Systematic errors in long division are more than worthy of their own blog post/article/book. However, systematic errors aside, the sheer amount of complexity students must contend with when learning to do long division leaves a lot of room for slips.³ In long division, the longer the numbers involved, the longer the series of steps and positions on the page to keep track of, and the more opportunities there are to go astray. Room for these slips increases with the number of steps involved. Boucheny and Guerinet^{cited in 3} propose four categories of division, numbered in order from least to most complex in terms of the number of steps required.

Decreasing % correct responses to long division problems with increasing complexity³

Category	Single digit	Multiple digits	% Correct responses
1.	Both divisor and quotient	N/A	80%, SD=8
2.	Divisor	Quotient	67%, SD=5
3.	Quotient	Divisor	54%, SD=4
4.	N/A	Both divisor and quotient	52%, SD=15

Camos and Baumer³ created long division problems in each of these categories and analysed the responses of 56 students in France who were aged 10–11. The researchers characterised each of the long division problems according to the number of processing steps (multiplication, addition, or a mix) involved for each strategy. They also calculated what they called the spatial load of each problem; that is, “the number of digits that must be spatially arranged during its solving.”^3(p4) They then recorded the percentage of students which answered each problem correctly; separately they found that attention capacity and knowledge of multiplication facts were significant factors in performance, but regardless, even when grouped by these abilities students were found to have answered more problems correctly the fewer processing steps there were.

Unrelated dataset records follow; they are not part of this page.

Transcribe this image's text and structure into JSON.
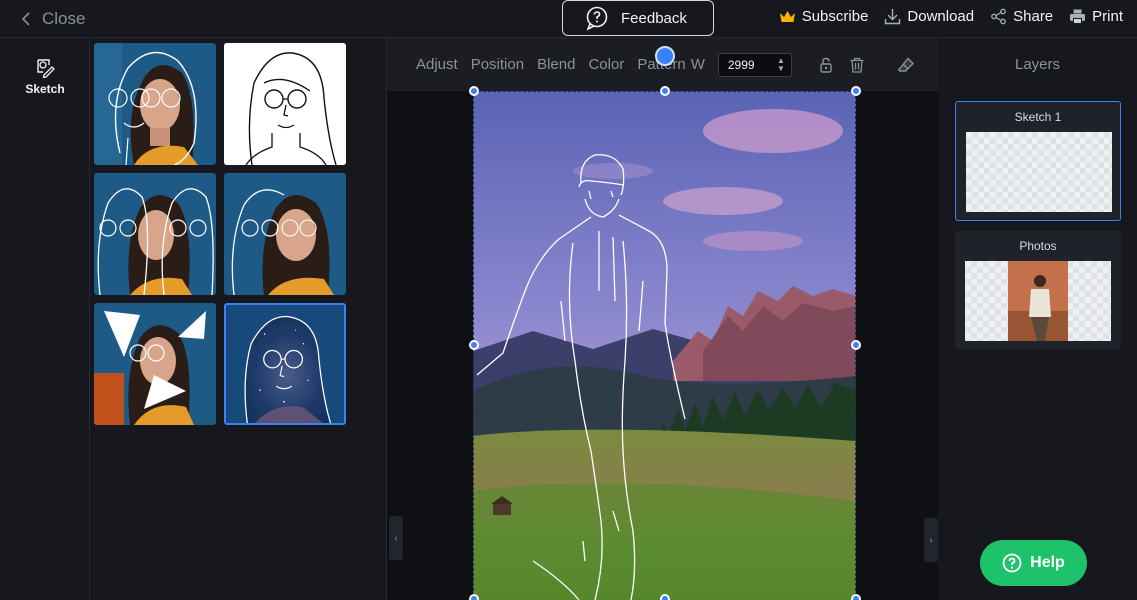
{
  "topbar": {
    "close_label": "Close",
    "feedback_label": "Feedback",
    "subscribe_label": "Subscribe",
    "download_label": "Download",
    "share_label": "Share",
    "print_label": "Print"
  },
  "rail": {
    "sketch_label": "Sketch"
  },
  "toolbar": {
    "adjust": "Adjust",
    "position": "Position",
    "blend": "Blend",
    "color": "Color",
    "pattern": "Pattern",
    "width_label": "W",
    "width_value": "2999"
  },
  "layers": {
    "title": "Layers",
    "items": [
      {
        "label": "Sketch 1"
      },
      {
        "label": "Photos"
      }
    ]
  },
  "help_label": "Help",
  "colors": {
    "accent": "#3b82f6",
    "help": "#1ec26a",
    "crown": "#f5b400"
  }
}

Here’s an example for each category:

% correct responses to the most complex long division problem in each category

Category	problem	Steps by repeated addition/subtraction	Spatial load	% correct
1	59 ÷ 8	29	3	70
2	7869 ÷ 4	65	14	68
3	699 ÷ 72	44	5	50
4	7993 ÷ 27	82	15	21

Here’s what they found:^3(p5)

A graph showing % correct responses per problem

A graph showing Processing steps (mixed strategy) per problem

A graph showing Spatial load for each problem

The likelihood of slips appears to scale with aspects of the complexity of the long division problem – of course, you might say! But it’s amazing how many steps and locations there really are to deal with.

82 processing steps and 15 digit placements seemed to be enough to give most students in this study a good chance of slipping up, even when many of them could apply the algorithm correctly to simpler problems.

To err is human, right? So what about a computer? We expect computers to possess unwavering attention and be reliable at avoiding slips in their calculations. However, this is because we have traditionally told them to calculate in ways which take advantage of their capacity for accuracy and consistency. Machine learning, however, can be considered a modelling process; the computer is expected to learn a relationship between inputs and outputs based on patterns in its training data. This allows computers to achieve new capabilities. For example, although it’s very difficult to write an explicit set of instructions that will help a computer to tell the difference between a picture of a cat and a picture of a dog, an appropriate machine learning algorithm trained on many pictures of cats labelled “cat” and dogs labelled “dog” can figure out patterns well enough to label future images accurately.

Machine learning techniques also take advantage of traditional computing power in order to process the large number of examples which many models are trained on. However, the models derived from such training can be inaccurate. Sometimes a little…

A lit pumpkin with a red box surrounding it, notifying that is has been recognised as a Vase

…like this “vase.”

Or sometimes a lot…!

Four photos, two are dogs and the other two are muffins

Used under Creative Commons licences. Clockwise from top left: CCO 1.0; © Famartin, CC BY-SA 4.0; © Steven Shigeo Yamada, CC BY 2.0; © Roozitaa, CC BY-SA 4.0. (All images cropped.)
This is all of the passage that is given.